In Oregon, the state’s attorney general made it clear that funds from the suit against Oracle would be recovered by the states, despite the fact that the entire $300 million spent building Cover Oregaon came from federal taxpayer dollars. It is likely that lawsuits over the failed exchanges in as many as one dozen more states will results in efforts to recover those funds to states that accepted entirely federal taxpayer moneys for the creation of the Obamacare exchanges.

A recent report from the General Accounting Office (GAO) notes that under Obamacare, the states received federal taxpayer funding to set up the health insurance marketplace sites, known as state-based exchanges. More than $5.5 billion was allocated for the creation of the exchanges in the 50 states, of which more than $3.2 billion has been spent. The states have spent more than $1.4 billion of those funds on the IT costs of the exchange web sites, and a total of $297 million of that has been recovered by the federal government.

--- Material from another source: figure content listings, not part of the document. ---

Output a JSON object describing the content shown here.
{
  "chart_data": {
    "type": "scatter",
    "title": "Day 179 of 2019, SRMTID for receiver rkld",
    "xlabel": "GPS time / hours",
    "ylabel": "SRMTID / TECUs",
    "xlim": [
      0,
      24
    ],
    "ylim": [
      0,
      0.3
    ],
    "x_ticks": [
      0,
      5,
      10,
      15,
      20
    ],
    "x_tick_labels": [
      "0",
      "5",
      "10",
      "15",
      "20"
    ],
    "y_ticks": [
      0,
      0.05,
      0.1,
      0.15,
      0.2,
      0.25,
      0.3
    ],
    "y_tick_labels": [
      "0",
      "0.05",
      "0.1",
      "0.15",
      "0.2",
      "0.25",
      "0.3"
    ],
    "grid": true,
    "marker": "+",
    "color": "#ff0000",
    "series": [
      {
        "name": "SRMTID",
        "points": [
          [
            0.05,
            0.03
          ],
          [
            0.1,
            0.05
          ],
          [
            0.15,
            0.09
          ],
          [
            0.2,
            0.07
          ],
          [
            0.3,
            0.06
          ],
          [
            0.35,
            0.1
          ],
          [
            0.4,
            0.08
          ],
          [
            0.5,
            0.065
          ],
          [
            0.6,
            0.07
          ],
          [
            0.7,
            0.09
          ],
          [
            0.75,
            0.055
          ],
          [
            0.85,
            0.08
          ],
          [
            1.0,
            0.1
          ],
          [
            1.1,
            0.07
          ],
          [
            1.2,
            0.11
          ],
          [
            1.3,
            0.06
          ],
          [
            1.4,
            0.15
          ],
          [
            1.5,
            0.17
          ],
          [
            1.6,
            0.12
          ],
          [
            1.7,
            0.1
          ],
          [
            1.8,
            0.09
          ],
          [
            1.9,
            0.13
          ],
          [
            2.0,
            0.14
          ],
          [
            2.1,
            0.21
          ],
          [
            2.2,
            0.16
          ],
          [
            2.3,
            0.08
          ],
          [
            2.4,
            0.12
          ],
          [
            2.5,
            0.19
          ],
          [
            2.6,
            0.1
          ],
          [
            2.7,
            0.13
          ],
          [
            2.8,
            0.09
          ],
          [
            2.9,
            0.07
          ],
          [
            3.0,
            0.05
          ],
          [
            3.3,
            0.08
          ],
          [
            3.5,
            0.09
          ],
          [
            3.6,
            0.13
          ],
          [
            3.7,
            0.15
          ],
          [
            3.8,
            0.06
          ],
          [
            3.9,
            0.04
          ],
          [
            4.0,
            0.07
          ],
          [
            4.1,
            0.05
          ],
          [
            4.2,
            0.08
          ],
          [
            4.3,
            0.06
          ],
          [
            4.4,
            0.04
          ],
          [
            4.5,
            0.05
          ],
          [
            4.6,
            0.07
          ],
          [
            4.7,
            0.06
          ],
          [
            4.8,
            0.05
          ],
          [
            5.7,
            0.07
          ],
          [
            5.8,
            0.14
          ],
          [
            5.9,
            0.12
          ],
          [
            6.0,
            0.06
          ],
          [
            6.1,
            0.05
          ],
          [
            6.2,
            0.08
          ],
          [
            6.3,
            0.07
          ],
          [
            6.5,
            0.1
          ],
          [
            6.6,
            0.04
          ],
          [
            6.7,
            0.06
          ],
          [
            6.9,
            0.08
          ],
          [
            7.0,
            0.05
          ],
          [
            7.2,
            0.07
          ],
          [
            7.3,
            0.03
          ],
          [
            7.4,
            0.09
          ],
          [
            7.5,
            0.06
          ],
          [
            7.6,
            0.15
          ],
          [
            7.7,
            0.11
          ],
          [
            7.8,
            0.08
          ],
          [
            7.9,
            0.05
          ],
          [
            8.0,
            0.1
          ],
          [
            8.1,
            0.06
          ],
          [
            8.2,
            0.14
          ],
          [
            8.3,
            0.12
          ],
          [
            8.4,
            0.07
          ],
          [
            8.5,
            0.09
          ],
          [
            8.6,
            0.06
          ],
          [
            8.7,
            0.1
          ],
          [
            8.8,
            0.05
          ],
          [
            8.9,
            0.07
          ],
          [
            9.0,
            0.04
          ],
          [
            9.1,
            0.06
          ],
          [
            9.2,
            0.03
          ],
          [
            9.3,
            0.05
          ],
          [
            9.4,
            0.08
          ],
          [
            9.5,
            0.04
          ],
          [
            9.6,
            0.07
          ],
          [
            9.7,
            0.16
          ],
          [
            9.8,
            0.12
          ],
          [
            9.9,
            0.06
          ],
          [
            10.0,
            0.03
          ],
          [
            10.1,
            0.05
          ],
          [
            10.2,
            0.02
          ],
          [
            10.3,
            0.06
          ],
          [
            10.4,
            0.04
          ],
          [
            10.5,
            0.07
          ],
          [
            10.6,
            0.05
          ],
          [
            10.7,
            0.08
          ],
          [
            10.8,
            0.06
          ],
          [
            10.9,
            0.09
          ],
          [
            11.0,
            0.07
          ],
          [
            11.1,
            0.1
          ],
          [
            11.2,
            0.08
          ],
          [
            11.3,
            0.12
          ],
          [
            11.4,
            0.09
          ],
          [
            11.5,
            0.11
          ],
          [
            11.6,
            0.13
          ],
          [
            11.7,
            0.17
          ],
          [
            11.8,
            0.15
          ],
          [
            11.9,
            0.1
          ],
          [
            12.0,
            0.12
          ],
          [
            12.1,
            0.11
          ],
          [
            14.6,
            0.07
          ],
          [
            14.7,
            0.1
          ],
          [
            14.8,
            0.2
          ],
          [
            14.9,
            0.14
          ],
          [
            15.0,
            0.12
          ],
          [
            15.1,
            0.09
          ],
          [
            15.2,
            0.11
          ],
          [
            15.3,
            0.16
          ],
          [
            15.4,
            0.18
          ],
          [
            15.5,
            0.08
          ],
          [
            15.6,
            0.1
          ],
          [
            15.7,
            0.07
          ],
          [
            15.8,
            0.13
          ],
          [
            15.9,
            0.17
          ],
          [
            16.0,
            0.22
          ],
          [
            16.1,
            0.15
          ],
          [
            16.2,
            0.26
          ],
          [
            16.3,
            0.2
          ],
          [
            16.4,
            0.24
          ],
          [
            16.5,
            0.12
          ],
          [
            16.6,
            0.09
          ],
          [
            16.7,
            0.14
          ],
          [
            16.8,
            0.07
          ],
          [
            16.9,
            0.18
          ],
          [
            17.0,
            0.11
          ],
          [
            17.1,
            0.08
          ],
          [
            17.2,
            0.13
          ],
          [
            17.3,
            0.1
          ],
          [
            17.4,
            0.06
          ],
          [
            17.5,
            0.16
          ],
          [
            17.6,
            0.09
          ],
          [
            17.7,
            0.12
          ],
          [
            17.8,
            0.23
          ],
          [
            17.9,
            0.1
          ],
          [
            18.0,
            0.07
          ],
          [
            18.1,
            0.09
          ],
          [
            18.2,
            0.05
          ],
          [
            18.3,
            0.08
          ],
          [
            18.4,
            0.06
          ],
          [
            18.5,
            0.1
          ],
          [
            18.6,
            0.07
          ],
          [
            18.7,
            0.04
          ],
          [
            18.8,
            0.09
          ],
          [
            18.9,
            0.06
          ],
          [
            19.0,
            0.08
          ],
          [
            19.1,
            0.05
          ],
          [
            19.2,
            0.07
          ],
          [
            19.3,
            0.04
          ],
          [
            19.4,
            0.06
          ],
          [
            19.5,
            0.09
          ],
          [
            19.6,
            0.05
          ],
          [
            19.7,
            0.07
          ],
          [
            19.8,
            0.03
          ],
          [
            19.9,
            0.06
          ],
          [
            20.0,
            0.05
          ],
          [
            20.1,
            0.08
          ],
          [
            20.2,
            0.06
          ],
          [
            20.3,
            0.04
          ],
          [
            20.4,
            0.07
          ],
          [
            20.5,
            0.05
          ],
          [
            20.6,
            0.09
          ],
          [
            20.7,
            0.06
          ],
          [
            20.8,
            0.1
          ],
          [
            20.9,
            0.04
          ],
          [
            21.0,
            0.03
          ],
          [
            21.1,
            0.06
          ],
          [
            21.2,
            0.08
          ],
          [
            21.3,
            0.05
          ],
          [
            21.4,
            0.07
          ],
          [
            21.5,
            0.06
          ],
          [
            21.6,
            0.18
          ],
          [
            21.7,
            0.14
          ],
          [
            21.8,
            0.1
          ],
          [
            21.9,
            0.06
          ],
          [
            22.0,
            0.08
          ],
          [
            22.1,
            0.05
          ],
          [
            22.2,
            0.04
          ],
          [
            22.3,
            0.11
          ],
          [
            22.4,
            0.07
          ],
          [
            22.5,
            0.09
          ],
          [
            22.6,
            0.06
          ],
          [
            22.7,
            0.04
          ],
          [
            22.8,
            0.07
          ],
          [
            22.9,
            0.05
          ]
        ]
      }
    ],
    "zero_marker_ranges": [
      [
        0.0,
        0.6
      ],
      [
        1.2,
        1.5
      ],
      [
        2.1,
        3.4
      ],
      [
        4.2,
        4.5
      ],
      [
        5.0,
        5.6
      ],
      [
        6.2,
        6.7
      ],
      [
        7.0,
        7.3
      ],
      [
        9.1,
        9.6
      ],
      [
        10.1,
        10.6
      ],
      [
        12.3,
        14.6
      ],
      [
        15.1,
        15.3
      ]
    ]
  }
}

Many of these state exchanges have failed, despite the money spent on them, and those states have had to re-direct their citizens to the federal exchange instead, which itself has had its share of problems. The real lesson of Obamacare has been the effort to create these so-called “marketplaces” for the purchasing of federally approved medical insurance plans has proven again how disastrously government fails when it attempts to do what the free market economy can do so much more effectively and efficiently. This failure is more evidence of the audacity of big government. Not only has the failure cost taxpayers billions of dollars, but now it seems that politicians in the very states that failed the worst will, as a result, have millions of federal tax dollars in state slucs funds to do with as they please. Obamacare keeps ripping us off.